Тогда же начались работы по созданию суперкомпьютера с параллельной архитектурой. Я уже был на тот момент опытным бюрократом и знал, что наши чиновники не обратят на эту идею внимания. Я написал письмо в адрес Лукашенко. Он наложил положительную резолюцию, которой я и начал повсюду махать. И эту тему удалось сделать совместным белорусско-российским проектом, получить на ее реализацию деньги из союзного бюджета.
Мы предложили организовать и парк высоких технологий. Правда, назвали его зоной. В 1997 году даже составили проект указа президента. Но «продвинуть» его мы так и не смогли, потому что на сей раз не удалось, как в случае с суперкомпьютером, получить резолюцию Лукашенко. А вот когда в 2005-м он лично заявил, что предлагает организовать парк высоких технологий, тогда и началась раскрутка белорусской «силиконовой долины». Вот вам ярчайший пример оперативности командно-административной системы.
— Какую из утрат прошедшего пятнадцатилетия вы считаете невосполнимой для белорусской науки?
— Самое опасное — это разрыв поколений. В начале 1990-х среднее поколение ушло из науки. В ней остались только пожилые люди. Они и сейчас составляют основу научной базы страны. Недавно принятая концепция развития науки не предлагает конкретного решения этой проблемы, как и многих других. От того, например, что институты будут названы научно-практическими центрами, среда инновационная не появится. От того, что к институтам аграрного профиля прикрепят колхозы, — тоже.
— Зато даже после неудачного запуска «БелКА» руководство Беларуси не оставляет попыток сделать страну космической державой. Впрочем, ваша позиция по этому вопросу резко расходится с официальной. Вы считаете, что спутник экономически нецелесообразен. А в какое из научных направлений вы вложили бы 10 миллионов долларов, затраченных на создание «БелКА», и средства, которые предполагается пустить на реанимирование космической программы?

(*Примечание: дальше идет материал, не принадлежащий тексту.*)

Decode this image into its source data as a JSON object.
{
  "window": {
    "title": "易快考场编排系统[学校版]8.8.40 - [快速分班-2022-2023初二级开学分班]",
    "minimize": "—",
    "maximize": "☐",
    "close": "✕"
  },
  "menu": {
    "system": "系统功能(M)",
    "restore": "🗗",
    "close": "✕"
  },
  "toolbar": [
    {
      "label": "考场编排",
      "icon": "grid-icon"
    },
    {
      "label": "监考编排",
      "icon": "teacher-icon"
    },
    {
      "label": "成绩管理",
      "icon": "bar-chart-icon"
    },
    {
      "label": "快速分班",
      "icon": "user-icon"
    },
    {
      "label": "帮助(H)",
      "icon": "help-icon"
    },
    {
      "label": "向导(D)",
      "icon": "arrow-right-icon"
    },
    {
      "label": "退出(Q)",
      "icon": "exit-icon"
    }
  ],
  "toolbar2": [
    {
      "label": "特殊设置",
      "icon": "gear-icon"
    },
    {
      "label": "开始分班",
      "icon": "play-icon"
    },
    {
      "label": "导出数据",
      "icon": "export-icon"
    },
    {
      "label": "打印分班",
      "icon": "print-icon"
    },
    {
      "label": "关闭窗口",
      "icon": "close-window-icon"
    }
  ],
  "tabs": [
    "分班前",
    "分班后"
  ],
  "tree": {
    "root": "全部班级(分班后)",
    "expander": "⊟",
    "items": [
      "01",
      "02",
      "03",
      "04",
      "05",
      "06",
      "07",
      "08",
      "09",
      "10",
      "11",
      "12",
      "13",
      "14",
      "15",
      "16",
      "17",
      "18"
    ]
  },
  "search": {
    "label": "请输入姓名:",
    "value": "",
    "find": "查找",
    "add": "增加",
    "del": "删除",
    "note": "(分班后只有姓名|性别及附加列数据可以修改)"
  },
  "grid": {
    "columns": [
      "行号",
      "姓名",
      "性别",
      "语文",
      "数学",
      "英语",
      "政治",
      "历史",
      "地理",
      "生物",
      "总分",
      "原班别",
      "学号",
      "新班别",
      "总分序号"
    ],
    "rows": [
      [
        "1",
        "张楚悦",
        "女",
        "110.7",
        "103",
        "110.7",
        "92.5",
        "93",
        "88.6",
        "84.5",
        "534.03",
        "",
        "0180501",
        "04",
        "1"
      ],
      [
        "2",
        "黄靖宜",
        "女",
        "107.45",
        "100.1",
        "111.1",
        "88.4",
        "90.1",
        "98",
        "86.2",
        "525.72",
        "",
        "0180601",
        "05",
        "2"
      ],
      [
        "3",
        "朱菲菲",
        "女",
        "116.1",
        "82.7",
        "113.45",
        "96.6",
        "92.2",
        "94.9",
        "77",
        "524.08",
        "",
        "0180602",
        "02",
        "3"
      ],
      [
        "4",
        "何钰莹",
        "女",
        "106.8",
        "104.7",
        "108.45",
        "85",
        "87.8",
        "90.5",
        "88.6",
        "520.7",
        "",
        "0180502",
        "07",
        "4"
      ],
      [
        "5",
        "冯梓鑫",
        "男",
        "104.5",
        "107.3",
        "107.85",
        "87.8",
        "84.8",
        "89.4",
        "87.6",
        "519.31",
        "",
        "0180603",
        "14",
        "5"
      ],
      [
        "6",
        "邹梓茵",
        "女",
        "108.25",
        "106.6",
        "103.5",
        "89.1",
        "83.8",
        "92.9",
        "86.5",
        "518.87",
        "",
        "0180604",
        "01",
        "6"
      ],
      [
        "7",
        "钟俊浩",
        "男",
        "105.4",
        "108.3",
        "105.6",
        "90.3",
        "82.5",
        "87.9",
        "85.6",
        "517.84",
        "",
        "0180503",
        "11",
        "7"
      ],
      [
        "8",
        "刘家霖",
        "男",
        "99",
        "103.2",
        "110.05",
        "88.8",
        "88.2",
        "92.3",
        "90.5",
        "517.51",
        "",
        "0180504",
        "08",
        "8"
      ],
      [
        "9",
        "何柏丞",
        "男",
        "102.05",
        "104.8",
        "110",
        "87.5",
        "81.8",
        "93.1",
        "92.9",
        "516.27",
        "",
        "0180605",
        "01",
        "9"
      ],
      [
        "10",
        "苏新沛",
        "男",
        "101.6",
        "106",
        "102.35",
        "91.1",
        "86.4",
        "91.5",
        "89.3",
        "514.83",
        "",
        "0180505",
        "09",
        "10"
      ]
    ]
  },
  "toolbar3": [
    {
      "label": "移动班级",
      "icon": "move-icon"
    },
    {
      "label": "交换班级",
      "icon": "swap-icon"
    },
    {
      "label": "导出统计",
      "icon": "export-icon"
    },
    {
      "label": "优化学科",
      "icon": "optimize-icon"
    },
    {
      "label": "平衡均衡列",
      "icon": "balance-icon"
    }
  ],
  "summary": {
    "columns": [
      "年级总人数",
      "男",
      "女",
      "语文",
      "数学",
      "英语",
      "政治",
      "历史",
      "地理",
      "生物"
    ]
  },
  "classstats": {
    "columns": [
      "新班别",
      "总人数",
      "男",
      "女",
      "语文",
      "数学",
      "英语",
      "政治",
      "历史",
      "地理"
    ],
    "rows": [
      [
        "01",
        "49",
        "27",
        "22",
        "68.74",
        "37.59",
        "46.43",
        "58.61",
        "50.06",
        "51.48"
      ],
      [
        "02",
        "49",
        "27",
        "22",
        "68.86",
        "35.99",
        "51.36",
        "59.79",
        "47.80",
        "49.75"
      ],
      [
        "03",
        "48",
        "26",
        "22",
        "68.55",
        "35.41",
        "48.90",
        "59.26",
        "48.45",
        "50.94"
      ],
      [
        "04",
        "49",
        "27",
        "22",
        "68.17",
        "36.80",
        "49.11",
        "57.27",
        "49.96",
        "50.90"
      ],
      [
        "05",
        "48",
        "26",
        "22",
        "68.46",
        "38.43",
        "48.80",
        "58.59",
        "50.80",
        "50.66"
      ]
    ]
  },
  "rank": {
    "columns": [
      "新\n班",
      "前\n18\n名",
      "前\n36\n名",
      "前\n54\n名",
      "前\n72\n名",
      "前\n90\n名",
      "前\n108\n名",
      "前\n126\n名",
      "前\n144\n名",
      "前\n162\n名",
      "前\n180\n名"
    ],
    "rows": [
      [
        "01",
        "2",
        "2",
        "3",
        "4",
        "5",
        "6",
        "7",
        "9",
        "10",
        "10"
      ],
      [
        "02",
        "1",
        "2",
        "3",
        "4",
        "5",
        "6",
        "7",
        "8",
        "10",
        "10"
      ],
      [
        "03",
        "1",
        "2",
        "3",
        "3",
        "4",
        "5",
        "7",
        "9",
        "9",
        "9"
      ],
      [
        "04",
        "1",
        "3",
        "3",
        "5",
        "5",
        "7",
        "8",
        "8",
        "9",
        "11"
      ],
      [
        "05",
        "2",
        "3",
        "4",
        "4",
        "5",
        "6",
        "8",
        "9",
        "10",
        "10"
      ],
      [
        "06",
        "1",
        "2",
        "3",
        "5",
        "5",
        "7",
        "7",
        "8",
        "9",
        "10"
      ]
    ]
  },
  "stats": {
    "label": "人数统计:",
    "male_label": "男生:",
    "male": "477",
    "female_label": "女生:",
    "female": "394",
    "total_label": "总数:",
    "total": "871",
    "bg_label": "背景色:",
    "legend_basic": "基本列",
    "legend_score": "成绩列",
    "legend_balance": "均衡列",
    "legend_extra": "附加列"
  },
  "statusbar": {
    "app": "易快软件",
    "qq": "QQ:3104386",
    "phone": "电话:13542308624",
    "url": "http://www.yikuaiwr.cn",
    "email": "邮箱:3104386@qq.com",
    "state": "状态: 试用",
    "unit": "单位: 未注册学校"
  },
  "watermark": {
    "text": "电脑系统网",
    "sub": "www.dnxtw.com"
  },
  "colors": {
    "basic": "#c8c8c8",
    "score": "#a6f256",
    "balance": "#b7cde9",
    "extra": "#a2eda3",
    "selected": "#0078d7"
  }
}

— Я бы направил средства на те «белые пятна», которые сохраняются в научно-технической сфере еще с советских времен, когда научное обеспечение нефтехимической, электротехнической, станкостроительной отраслей осуществлялось научными, технологическими и конструкторскими подразделениями, расположенными вне республики. В Беларуси недостаточно была развита юридическая наука, вообще отсутствовали исследования и научные кадры в области внешнеполитической и внешнеэкономической деятельности.
Можно было бы с пользой израсходовать эти миллионы на развитие направлений, в которых мы достигли определенных успехов: на исследование наноструктур, информационные технологии, оптоэлектронику, лазерную физику. Мы обладаем должным научным потенциалом в сфере производства калийных удобрений — в отрасли, которая базируется на местном сырье.
— Поделитесь своими личными достижениями за годы независимости?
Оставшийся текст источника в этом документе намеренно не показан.